Acórdãos TC
Acórdão do Tribunal Constitucional
Nº Convencional: ACTC00001197
Acordão: 87-342-2
Processo: 87-0024
Relator: MARIO DE BRITO
Descritores: PROCESSO CONSTITUCIONAL
FISCALIZAÇÃO CONCRETA DA CONSTITUCIONALIDADE
COMPETENCIA DO TRIBUNAL CONSTITUCIONAL
RECURSO
LEGITIMIDADE
Nº do Documento: TCB19870710873422
Data do Acordão: 07/10/1987
Espécie: CONCRETA B
Requerente: PARTICULAR
Requerido: TR PORTO
Nº do Diário da República: 220
Série do Diário da República: II
Data do Diário da República: 09/24/1987
Página do Diário da República: 11609
Votação: UNANIMIDADE
Privacidade: 01
Indicações Eventuais: OUTROS ACORDÃOS 87-417-2.
Constituição: 1982 ART280 N1 A ART280 N1 B.
Normas Suscitadas: EOADV84 ART1 N1 ART3 N1 F ART79 F ART116.
Legislação Nacional: LTC82 ART70 N1 A B N2.
Área Temática 1:
Decisão: Não conhece do recurso por falta de legitimidade da recorrente.
Sumário: I - Cabe recurso para o Tribunal Constitucional das decisões dos tribunais que recusem a aplicação de qualquer norma com fundamento na sua inconstitucionalidade ou que apliquem norma cuja inconstitucionalidade haja sido suscitada durante o processo.
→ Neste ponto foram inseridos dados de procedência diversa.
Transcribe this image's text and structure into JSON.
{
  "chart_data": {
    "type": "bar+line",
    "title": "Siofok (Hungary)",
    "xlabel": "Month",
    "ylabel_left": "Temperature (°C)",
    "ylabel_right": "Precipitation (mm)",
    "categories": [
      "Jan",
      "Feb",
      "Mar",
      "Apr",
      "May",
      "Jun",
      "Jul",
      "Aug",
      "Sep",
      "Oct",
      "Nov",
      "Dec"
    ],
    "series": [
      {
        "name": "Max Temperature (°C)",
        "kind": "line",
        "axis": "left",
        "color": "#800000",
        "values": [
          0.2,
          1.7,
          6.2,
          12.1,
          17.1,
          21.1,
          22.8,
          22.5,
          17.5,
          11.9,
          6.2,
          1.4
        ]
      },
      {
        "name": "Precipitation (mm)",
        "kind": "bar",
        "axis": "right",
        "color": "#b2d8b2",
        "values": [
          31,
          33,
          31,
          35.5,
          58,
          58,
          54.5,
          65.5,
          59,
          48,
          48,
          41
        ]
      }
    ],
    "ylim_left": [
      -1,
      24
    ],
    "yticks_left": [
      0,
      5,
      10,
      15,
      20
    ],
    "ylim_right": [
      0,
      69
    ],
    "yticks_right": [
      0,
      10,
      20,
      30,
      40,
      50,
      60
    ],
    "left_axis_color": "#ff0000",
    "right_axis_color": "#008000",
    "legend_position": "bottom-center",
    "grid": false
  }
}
II - O principio, constante do n. 1 do artigo 680 do Codigo de Processo Civil, e o de que os recursos
"so podem ser interpostos por quem, sendo parte principal na causa, tenha sido vencido", embora no n. 2 do mesmo artigo se admitam a recorrer
"as pessoas directa e efectivamente prejudicadas pela decisão", "ainda que não sejam partes na causa ou sejam apenas partes acessorias".
III - Tratando-se de um incidente de inconstitucionalidade, e relativamente a questão da inconstitucionalidade que ha-de verificar-se o interesse da recorrente.
E, sendo arguidas de inconstitucionalidade, por determinada constituinte, normas do Estatuto da Ordem dos Advogados ao abrigo das quais foi decretada a suspensão preventiva do seu advogado e a proibição de ele praticar actos de advocacia, em seu nome, e evidente a falta de interesse por parte dela para impugnar a decisão proferida nessa materia, visto que, embora tal decisão se repercuta sobre ela, o seu interesse não e directo, e so o interesse directo lhe conferiria o falado poder de disposição sobre a questão, ou seja, a legitimidade para interpor recurso.